While there are no large, well-controlled studies on the use of trimethoprim and sulfamethoxazole in pregnant women, Brumfitt and Pursell,6 in a retrospective study, reported the outcome of 186 pregnancies during which the mother received either placebo or trimethoprim and sulfamethoxazole. The incidence of congenital abnormalities was 4.5% (3 of 66) in those who received placebo and 3.3% (4 of 120) in those receiving trimethoprim and sulfamethoxazole. There were no abnormalities in the 10 children whose mothers received the drug during the first trimester. In a separate survey, Brumfitt and Pursell also found no congenital abnormalities in 35 children whose mothers had received oral trimethoprim and sulfamethoxazole at the time of conception or shortly thereafter.
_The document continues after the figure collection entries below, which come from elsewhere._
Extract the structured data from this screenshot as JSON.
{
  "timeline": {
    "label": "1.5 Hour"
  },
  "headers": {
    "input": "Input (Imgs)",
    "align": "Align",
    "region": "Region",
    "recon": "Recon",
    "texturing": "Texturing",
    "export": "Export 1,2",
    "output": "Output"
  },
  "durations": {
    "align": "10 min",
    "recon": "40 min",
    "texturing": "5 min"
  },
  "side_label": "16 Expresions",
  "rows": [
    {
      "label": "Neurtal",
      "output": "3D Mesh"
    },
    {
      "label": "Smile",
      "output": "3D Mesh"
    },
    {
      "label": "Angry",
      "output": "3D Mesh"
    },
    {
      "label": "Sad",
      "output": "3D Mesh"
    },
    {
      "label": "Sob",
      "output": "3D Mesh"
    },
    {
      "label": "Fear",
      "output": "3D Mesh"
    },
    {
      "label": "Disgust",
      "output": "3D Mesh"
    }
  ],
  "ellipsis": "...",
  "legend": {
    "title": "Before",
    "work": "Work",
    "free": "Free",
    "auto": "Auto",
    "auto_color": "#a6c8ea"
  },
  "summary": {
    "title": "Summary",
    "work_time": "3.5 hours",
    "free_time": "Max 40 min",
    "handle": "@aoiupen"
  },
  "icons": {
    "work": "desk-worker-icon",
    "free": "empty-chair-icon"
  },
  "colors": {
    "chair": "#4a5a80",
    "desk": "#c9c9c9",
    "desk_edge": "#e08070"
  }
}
Because trimethoprim and sulfamethoxazole may interfere with folic acid metabolism, SEPTRA should be used during pregnancy only if the potential benefit justifies the potential risk to the fetus.
See CONTRAINDICATIONS section.
See CONTRAINDICATIONS section.
SEPTRA is not recommended for pediatric patients younger than 2 months of age (see INDICATIONS AND USAGE and CONTRAINDICATIONS).
Clinical studies of SEPTRA did not include sufficient numbers of subjects aged 65 and over to determine whether they respond differently from younger subjects.
There may be an increased risk of severe adverse reactions in elderly patients, particularly when complicating conditions exist, e.g., impaired kidney and/or liver function, possible folate deficiency, or concomitant use of other drugs. Severe skin reactions, generalized bone marrow suppression (see WARNINGS and ADVERSE REACTIONS sections), a specific decrease in platelets (with or without purpura), and hyperkalemia are the most frequently reported severe adverse reactions in elderly patients. In those concurrently receiving certain diuretics, primarily thiazides, an increased incidence of thrombocytopenia with purpura has been reported. Increased digoxin blood levels can occur with concomitant Septra therapy, especially in elderly patients. Serum digoxin levels should be monitored. Hematological changes indicative of folic acid deficiency may occur in elderly patients. These effects are reversible by folinic acid therapy. Appropriate dosage adjustments should be made for patients with impaired kidney function and duration of use should be as short as possible to minimize risks of undesired reactions (see DOSAGE AND ADMINISTRATION section). The trimethoprim component of Septra may cause hyperkalemia when administered to patients with underlying disorders of potassium metabolism, with renal insufficiency, or when given concomitantly with drugs known to induce hyperkalemia, such as angiotensin converting enzyme inhibitors. Close monitoring of serum potassium is warranted in these patients. Discontinuation of Septra treatment is recommended to help lower potassium serum levels. Septra Tablets contain 1.8 mg (0.08 mEq) of sodium per tablet. Septra DS Tablets contain 3.6 mg (0.16 mEq) of sodium per tablet.
Pharmacokinetics parameters for sulfamethoxazole were similar for geriatric subjects and younger adult subjects. The mean maximum serum trimethoprim concentration was higher and mean renal clearance of trimpethoprim was lower in geriatric subjects compared with younger subjects3 (see CLINICAL PHARMACOLOGY: Geriatric Pharmacokinetics).